Similar tap dancing is evident in the morally problematic world of infertility treatments and in vitro fertilization. As David Dodge notes in his 2014 New York Times article, “Fertility clinics, in particular, have mastered the art of sperm donor doublespeak.” Instead of the clinic’s staff “greeting me with, ‘This way, please, to the masturbation room,’ …at my scheduled ‘donation time,’ a technician guides me to the ‘collection room,’ points out my various ‘entertainment options,’ and hands me a sterile cup for my ‘specimen.’ I realize all this veiled terminology is supposed to make the process less awkward for me. Somehow, though, it just makes things worse.”
Msgr. William Smith, the late and renowned moral theologian at New York’s Dunwoody Seminary, once quipped that had society been courageous enough years ago to speak frankly about the issue of contraception, it would have termed it “life prevention” rather than “birth control.” That would have led to a much different social dialogue regarding the ethical and medical harms of contraception. It would be hard to imagine husbands asking their wives the question, “Honey, did you remember to pick up the life prevention pills at the pharmacy today?”
During the COVID-19 pandemic, verbal gymnastics have also been evident in media headlines like, “Abortion Services Unavailable During the Lockdown,” or “Texas Clinics Resume Abortion Services.” Abortion, of course, is never a “service,” but rather a lethal disservice for every pre-born human victim it ensnares. The moral nausea caused by such direct acts of killing almost demands linguistic recasting to tickle our ears and assuage our consciences.

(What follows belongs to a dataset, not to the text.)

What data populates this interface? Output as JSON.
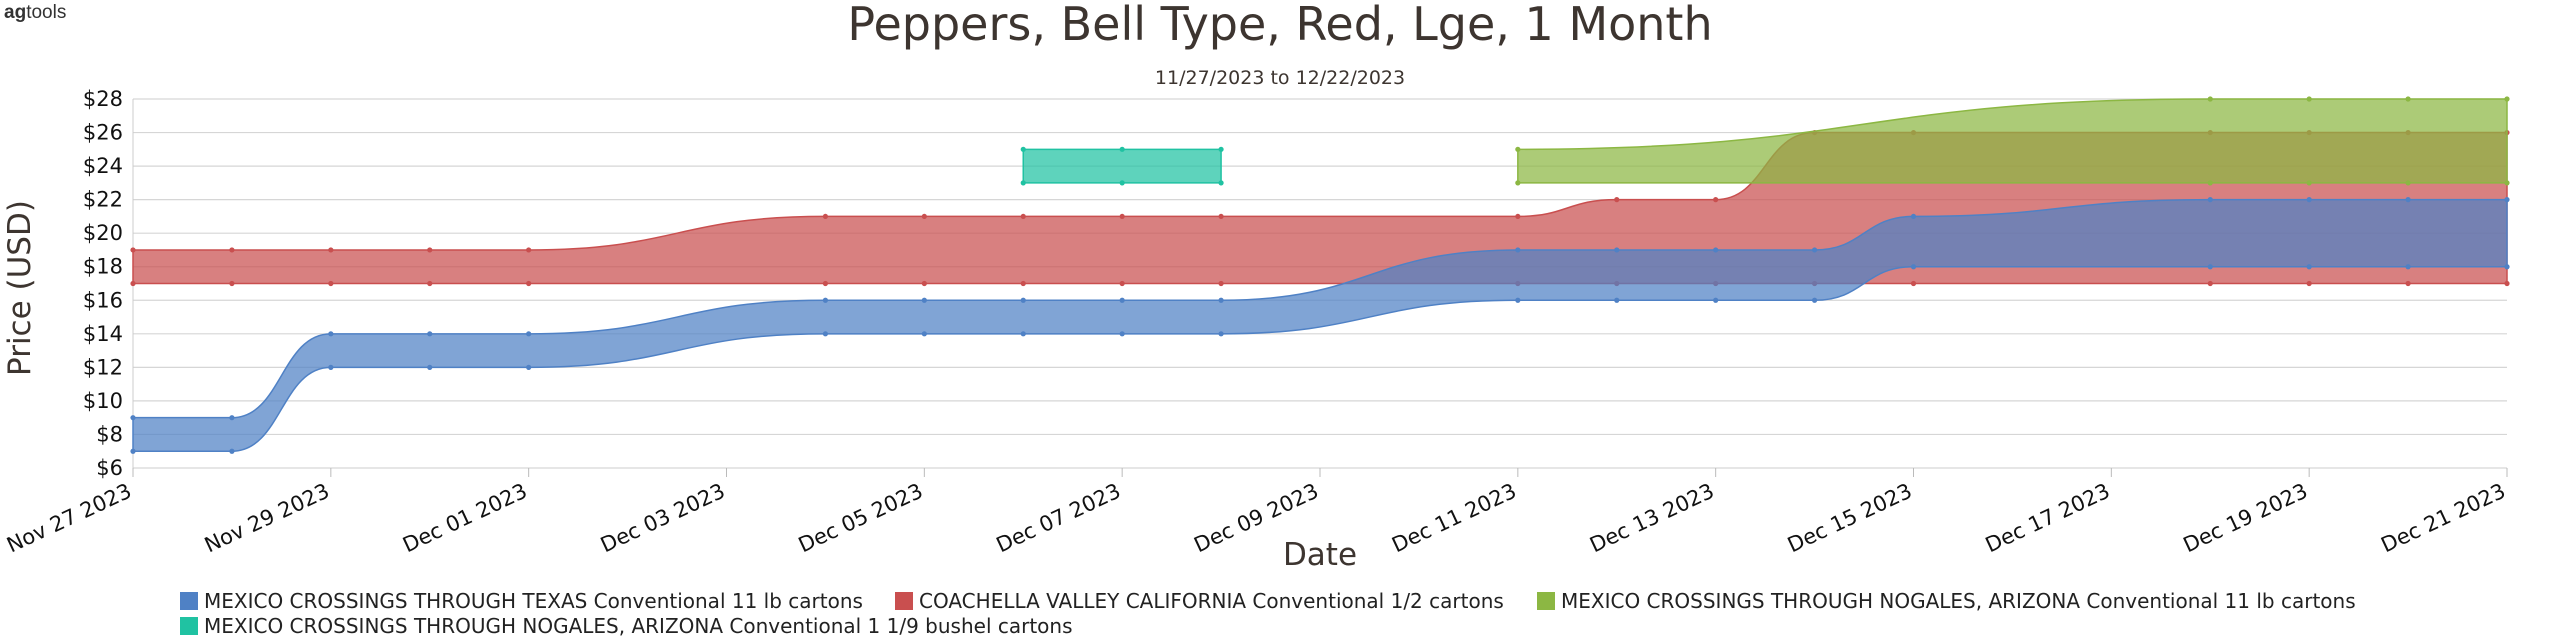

Fabrycky’s provocative encounter with the Nazi memo led her to conclude that “even language has a morality, or immorality, in whether it discloses or seals off facts and responsible thought, in whether it serves the truth or lies…. Language often does our thinking for us. We take in words and phrases like air, and this ambient language forms our thoughts without ever stimulating our minds to interrogate them.”
Father Tadeusz Pacholczyk, Ph.D., serves as the director of education at The National Catholic Bioethics Center in Philadelphia.